Charles Carroll of Carrollton

1737-1832


   Mr. Carroll was continued a member of congress until 1778, at which time he resigned his seat in that body, and devoted himself more particularly to the interests of his native state. He had served in her convention in 1776, in the latter part of which year he had assisted in drafting her constitution. Soon after, the new constitution went into operation, and Mr. Carroll was chosen a member of the senate of Maryland. In 1781 he was re-elected to the same station, and in 1788, on the adoption of the federal constitution, was chosen to the senate of the United States.
   In 1791 Mr. Carroll relinquished his seat in the national senate, and was again called to the senate of his native state. This office he continued to hold until 1804, at which time the democratic party was successful in electing their candidate, to the exclusion of this long tried and faithful patriot. At this time, Mr. Carroll took leave of public life, and sought in retirement the quiet enjoyment of his family circle.
   Since the date of his retirement from public office, few incidents have occurred in the life of this worthy man, which demand particular notice. Like a peaceful stream, his days have glidea along, and have continued to be lengthened out, while the generation of illustrious men, with whom he acted on the memorable fourth of July, 1776, have all descended to the tomb.
   At the age of nearly ninety-two years, he alone survives. [Note: This book was published in 1829. Carroll died November 14, 1832.] "He seems on aged oak, standing alone on the plain, which time has spared a little longer, after all its contemporaries have been levelled with the dust.

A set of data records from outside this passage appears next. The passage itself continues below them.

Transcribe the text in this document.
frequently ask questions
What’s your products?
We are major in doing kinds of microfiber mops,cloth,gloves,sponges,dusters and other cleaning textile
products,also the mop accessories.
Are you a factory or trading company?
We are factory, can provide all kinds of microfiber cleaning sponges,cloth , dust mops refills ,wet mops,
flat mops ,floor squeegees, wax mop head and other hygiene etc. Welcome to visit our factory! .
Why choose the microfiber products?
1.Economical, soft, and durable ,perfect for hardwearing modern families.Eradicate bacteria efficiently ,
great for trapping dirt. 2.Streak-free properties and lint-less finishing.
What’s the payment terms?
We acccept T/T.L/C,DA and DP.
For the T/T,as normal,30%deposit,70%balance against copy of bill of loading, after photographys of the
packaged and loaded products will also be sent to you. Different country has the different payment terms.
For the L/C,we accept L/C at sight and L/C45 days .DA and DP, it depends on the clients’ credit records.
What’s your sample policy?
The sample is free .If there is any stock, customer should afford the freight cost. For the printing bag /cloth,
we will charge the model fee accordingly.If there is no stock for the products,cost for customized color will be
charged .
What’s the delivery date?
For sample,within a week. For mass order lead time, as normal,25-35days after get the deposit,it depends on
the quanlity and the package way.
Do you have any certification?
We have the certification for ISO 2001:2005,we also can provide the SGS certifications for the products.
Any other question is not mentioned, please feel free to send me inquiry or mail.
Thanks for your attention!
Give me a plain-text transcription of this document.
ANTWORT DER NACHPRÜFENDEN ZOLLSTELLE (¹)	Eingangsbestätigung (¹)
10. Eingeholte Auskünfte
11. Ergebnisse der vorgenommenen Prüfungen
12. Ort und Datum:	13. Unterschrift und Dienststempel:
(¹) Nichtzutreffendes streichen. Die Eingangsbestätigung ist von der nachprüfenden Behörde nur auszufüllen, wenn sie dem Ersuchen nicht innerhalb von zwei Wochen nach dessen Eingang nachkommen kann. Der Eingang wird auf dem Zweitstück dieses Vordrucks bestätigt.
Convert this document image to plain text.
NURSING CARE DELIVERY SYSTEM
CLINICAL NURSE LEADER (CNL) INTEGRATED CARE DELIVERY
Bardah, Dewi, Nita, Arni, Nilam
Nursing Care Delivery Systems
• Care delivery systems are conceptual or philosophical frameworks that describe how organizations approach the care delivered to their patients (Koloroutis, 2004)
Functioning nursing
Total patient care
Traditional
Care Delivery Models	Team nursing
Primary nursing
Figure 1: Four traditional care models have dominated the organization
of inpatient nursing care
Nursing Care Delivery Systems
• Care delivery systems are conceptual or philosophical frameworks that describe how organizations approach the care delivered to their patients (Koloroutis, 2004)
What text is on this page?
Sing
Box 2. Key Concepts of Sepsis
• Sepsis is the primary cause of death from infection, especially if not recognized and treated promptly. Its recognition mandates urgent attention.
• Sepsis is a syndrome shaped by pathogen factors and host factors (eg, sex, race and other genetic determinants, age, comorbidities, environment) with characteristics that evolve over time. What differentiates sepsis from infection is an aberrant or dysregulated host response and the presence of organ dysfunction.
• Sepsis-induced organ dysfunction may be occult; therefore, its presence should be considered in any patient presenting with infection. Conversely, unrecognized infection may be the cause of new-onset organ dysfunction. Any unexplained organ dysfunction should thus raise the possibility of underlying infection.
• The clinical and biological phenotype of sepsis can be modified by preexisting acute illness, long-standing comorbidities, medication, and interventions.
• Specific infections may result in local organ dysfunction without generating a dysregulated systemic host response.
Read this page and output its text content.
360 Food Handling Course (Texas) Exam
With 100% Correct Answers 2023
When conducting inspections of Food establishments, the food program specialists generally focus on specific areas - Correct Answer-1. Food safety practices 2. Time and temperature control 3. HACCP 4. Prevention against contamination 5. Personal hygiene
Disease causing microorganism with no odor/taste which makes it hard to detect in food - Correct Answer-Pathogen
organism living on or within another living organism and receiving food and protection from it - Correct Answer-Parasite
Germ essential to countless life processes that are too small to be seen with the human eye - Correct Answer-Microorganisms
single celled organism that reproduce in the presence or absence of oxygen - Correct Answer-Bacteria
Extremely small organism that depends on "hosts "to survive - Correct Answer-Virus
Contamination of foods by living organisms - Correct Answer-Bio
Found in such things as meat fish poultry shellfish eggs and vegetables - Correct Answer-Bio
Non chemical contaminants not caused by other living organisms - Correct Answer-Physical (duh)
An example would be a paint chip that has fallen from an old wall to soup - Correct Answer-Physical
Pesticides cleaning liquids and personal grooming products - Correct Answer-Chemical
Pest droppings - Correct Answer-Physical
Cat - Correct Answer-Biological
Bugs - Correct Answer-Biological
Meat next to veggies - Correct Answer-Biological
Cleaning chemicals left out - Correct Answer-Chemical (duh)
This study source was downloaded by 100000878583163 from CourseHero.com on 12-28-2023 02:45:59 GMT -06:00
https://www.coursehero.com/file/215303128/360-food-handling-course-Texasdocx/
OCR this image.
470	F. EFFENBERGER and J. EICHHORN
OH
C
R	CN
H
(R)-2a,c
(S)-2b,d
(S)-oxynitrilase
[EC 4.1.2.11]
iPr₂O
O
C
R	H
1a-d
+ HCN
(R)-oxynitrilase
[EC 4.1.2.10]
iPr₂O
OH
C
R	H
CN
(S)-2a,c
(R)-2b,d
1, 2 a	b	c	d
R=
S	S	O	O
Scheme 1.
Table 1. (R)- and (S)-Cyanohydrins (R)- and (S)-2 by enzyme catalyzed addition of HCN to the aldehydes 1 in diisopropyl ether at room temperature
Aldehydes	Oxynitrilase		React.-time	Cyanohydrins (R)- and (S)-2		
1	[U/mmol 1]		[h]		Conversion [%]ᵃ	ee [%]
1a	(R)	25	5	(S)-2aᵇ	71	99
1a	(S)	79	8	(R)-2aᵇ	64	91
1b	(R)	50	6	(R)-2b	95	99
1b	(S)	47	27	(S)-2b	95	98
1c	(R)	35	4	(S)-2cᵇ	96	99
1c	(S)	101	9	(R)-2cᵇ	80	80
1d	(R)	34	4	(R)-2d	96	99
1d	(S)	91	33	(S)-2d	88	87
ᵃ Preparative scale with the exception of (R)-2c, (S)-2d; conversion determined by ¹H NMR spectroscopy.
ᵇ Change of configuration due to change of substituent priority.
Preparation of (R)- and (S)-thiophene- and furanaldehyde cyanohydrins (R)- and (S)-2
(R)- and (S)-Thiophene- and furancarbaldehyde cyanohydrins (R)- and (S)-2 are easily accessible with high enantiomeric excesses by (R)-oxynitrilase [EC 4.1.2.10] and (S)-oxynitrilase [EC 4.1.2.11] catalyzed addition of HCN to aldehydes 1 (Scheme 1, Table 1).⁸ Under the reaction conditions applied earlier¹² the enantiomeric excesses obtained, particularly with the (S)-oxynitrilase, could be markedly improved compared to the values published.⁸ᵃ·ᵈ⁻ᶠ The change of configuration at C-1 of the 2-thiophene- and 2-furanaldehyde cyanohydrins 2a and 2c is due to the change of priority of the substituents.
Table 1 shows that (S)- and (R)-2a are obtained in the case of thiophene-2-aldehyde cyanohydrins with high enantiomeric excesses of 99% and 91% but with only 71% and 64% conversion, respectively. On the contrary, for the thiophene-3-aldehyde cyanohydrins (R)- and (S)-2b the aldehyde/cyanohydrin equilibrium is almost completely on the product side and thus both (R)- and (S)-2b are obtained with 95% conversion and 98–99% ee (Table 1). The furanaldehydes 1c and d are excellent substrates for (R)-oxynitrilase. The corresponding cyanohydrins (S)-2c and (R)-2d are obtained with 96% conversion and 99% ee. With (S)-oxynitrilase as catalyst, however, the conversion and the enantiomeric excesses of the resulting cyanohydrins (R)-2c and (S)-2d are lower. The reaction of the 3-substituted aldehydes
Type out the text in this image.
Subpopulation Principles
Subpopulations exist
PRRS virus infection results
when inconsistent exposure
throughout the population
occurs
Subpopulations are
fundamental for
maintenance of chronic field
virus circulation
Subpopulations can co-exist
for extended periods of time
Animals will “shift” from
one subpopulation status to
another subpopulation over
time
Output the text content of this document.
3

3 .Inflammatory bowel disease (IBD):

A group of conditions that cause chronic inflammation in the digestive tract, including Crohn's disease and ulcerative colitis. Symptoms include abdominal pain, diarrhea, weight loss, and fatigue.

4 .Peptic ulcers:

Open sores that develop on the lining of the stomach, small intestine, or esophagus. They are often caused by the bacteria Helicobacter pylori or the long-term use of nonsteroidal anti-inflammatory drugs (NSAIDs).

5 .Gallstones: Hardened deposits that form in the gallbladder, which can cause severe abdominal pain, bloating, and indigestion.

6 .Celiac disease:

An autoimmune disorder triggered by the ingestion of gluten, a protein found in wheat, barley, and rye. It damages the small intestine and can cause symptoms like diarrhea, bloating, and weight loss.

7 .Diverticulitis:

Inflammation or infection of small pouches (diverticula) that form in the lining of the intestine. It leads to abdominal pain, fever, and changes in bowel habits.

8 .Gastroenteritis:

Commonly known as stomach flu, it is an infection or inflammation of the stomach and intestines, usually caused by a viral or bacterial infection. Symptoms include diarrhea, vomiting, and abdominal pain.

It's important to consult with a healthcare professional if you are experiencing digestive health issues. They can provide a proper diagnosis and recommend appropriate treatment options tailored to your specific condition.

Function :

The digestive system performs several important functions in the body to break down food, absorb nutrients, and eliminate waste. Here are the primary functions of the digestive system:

Sole survivor of an assembly of as great men as the world has witnessed, in a transaction, one of the most important that history records; what thoughts, what reflections, must at times fill his soul! If he dwell on the past, how touching its recollections; if he sur vey the present, how happy, how joyous, how full of the fruition of hope, which his ardent patriotism indulged; if he glance at the future, how must the prospect of his country's advancement almost bewilder his weakened conceptions. Fortunate, distinguished patriot! Interesting relic of the past !"
   To few men has it been permitted to number so many years—to none, to have filled them up more honourably and usefully, than Charles Carroll. Happy in the recollection of the past—conscious of a life well spent, and possessing

 
A peace above all earthly dignity—
A still and quiet conscience.

 
   He may well hope to pass the remaining hours of the evening of his life in tranquillity; and may be assured, that when called to follow his illustrious predecessors to the grave, liberty, and intelligence, and patriotism, and affection, will weep at his departure, while they will rejoice that his honour is placed where no accident can reach it, and no stain can tarnish it.